Background:Paradoxical insomnia is one of the most prevalent subtypes of insomnia disorder and its symptom includes a discrepancy between subjective and objective sleep measures.
Objectives:This study aimed to evaluate the amplitude differences of low-frequency fluctuation as a possible local characteristic in paradoxical insomnia by resting-state functional MRI among patients with paradoxical insomnia and healthy subjects.
Methods:A t-test was used in this case-control study to investigate possible changes in low-frequency fluctuation amplitude in 15 paradoxical insomnia patients and 48 healthy subjects.
Results:The results were far from the chance level by removing nuisance variables and controlling for multiple comparisons. In addition, there was a decrease in the amplitude of low-frequency fluctuation among people with paradoxical insomnia compared to the healthy group in the right region of the superior parietal lobule and precuneus regions.

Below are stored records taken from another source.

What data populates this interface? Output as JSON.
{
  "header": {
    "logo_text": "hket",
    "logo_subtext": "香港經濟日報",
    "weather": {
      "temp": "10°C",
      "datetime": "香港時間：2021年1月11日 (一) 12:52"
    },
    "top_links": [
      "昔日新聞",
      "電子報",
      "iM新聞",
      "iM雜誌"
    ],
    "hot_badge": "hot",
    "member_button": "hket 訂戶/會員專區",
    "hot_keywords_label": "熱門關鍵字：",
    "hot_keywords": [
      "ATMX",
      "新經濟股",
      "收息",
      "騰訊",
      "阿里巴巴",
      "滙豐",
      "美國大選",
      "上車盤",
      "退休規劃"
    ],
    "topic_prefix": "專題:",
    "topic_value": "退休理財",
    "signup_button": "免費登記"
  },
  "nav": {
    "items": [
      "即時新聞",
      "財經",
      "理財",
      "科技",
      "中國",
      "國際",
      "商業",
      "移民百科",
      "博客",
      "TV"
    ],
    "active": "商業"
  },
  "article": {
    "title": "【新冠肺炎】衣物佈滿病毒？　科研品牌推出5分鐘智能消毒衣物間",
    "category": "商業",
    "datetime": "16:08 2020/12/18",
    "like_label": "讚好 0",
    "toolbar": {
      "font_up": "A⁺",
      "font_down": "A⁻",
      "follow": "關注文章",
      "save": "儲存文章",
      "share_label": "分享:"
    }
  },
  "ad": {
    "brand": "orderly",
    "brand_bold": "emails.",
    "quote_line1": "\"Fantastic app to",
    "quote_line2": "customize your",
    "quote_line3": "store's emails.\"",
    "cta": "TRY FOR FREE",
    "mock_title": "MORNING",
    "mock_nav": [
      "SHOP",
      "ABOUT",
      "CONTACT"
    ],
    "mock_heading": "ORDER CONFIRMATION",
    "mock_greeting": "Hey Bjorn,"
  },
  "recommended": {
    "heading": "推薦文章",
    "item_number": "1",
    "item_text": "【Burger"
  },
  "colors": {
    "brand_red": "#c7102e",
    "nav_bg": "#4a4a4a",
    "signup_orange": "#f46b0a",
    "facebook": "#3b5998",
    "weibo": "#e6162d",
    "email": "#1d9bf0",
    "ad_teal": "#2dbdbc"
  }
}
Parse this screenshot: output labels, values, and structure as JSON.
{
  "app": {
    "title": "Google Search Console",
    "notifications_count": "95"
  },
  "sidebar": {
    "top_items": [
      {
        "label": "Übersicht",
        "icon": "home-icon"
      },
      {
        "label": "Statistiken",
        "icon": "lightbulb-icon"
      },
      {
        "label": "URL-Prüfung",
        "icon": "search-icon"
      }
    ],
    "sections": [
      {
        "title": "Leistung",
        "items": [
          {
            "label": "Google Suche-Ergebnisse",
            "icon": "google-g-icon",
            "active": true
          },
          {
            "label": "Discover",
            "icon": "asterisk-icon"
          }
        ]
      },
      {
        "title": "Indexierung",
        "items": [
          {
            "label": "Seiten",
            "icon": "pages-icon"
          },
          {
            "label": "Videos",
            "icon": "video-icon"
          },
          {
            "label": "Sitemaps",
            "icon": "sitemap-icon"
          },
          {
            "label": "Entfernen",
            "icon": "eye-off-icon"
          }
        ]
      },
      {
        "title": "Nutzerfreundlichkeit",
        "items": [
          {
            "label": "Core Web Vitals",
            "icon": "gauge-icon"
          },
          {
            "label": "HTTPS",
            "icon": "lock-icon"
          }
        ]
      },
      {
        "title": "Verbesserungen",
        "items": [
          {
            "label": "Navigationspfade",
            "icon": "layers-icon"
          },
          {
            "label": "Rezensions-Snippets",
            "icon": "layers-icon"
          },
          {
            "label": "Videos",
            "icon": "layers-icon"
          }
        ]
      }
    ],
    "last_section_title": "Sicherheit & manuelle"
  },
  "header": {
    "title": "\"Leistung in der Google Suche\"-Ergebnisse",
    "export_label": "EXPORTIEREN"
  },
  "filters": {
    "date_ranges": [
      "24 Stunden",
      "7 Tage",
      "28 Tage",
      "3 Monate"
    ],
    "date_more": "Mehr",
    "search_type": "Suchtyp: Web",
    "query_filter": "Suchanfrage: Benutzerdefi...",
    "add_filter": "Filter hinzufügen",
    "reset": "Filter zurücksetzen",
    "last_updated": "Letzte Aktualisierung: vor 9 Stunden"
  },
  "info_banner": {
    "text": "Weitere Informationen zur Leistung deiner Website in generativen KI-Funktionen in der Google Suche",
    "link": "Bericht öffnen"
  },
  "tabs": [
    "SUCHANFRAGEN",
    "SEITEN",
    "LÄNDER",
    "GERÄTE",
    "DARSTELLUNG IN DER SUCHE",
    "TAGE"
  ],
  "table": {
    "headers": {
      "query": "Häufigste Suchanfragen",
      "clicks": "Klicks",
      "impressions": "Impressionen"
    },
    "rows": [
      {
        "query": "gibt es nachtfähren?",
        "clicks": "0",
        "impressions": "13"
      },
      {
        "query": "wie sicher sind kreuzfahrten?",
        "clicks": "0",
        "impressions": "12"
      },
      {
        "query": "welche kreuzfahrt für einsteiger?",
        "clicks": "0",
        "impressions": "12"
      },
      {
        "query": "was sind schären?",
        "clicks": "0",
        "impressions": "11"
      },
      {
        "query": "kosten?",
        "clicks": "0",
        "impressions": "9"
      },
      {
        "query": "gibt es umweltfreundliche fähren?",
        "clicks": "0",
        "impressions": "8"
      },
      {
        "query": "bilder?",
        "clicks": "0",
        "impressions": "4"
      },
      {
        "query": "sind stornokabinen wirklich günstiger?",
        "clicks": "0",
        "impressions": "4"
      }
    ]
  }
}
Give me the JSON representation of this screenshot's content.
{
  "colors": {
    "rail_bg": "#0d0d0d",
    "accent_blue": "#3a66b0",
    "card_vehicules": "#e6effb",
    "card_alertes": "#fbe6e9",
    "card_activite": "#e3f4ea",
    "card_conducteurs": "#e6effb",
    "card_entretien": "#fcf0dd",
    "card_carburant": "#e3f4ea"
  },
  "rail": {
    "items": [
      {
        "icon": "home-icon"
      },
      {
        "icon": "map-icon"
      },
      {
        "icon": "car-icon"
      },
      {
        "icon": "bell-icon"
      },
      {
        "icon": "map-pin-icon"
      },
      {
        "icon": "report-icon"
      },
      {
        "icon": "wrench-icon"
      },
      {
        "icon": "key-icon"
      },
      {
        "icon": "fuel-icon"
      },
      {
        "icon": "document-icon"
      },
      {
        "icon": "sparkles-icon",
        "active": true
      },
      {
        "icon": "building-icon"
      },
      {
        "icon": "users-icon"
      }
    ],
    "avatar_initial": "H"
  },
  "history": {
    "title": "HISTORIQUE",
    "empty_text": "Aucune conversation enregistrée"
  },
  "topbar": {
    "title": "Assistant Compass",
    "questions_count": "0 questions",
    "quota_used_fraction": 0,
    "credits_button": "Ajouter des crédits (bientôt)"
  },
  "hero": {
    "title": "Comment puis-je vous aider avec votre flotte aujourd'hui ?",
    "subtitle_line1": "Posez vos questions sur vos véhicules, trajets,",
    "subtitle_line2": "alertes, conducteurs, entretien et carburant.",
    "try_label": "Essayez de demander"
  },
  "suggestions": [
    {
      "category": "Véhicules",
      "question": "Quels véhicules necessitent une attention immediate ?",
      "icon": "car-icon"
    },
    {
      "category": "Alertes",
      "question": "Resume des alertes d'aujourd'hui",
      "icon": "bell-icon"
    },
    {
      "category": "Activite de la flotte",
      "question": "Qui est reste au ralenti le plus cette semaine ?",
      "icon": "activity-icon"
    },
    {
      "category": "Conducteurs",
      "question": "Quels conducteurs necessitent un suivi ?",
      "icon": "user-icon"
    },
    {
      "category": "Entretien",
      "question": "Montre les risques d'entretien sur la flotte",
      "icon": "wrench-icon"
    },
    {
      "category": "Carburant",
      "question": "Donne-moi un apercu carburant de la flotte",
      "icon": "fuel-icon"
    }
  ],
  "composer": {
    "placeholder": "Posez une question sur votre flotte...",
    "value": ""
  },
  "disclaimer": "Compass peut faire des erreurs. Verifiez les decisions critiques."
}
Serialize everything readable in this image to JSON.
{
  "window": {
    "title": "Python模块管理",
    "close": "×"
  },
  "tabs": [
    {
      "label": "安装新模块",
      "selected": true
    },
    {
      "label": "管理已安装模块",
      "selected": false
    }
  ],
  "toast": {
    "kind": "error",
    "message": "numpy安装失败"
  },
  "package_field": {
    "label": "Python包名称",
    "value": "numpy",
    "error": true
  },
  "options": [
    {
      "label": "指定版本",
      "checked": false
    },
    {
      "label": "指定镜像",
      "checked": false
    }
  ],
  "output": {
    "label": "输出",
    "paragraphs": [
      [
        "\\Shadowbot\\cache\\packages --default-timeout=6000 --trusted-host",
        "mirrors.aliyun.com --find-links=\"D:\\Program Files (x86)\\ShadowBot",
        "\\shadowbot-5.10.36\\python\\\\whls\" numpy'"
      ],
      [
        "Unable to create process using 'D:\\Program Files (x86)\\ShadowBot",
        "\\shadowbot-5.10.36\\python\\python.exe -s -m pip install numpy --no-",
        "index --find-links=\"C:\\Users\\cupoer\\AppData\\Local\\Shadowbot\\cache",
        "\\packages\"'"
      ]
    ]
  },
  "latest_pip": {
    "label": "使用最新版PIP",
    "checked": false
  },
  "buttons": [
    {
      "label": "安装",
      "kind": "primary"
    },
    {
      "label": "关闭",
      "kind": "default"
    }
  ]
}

Conclusions:Based on these results, brain signals appear to play an important role in the pathophysiology of paradoxical insomnia, and further research may identify the mechanism behind this type in the future.
International classification of sleep disorders (ICSD), second edition defines insomnia disorder as difficulty in starting, maintaining, or stabilizing sleep when there is ample opportunity (1, 2). The patient usually reports daily disturbances associated with nocturnal sleep problems, such as fatigue, difficulty concentrating, impaired social and work functioning, unstable mood, daytime sleepiness, decreased motivation, physical symptoms, or excessive worry about sleep (3-5). There are some clinical and pathological subtypes of ID, including psychophysiological insomnia, idiopathic insomnia, and paradoxical insomnia (Par-I) (5). The symptoms of the Par-I condition include subjective complaints of severe insomnia, which do not correlate with objective sleep measures, such as polysomnography (1, 3, 5, 6). Par-I patients usually underestimate their total sleep time, the period between sleep onset and waking, and the period between going to bed and sleeping (7, 8).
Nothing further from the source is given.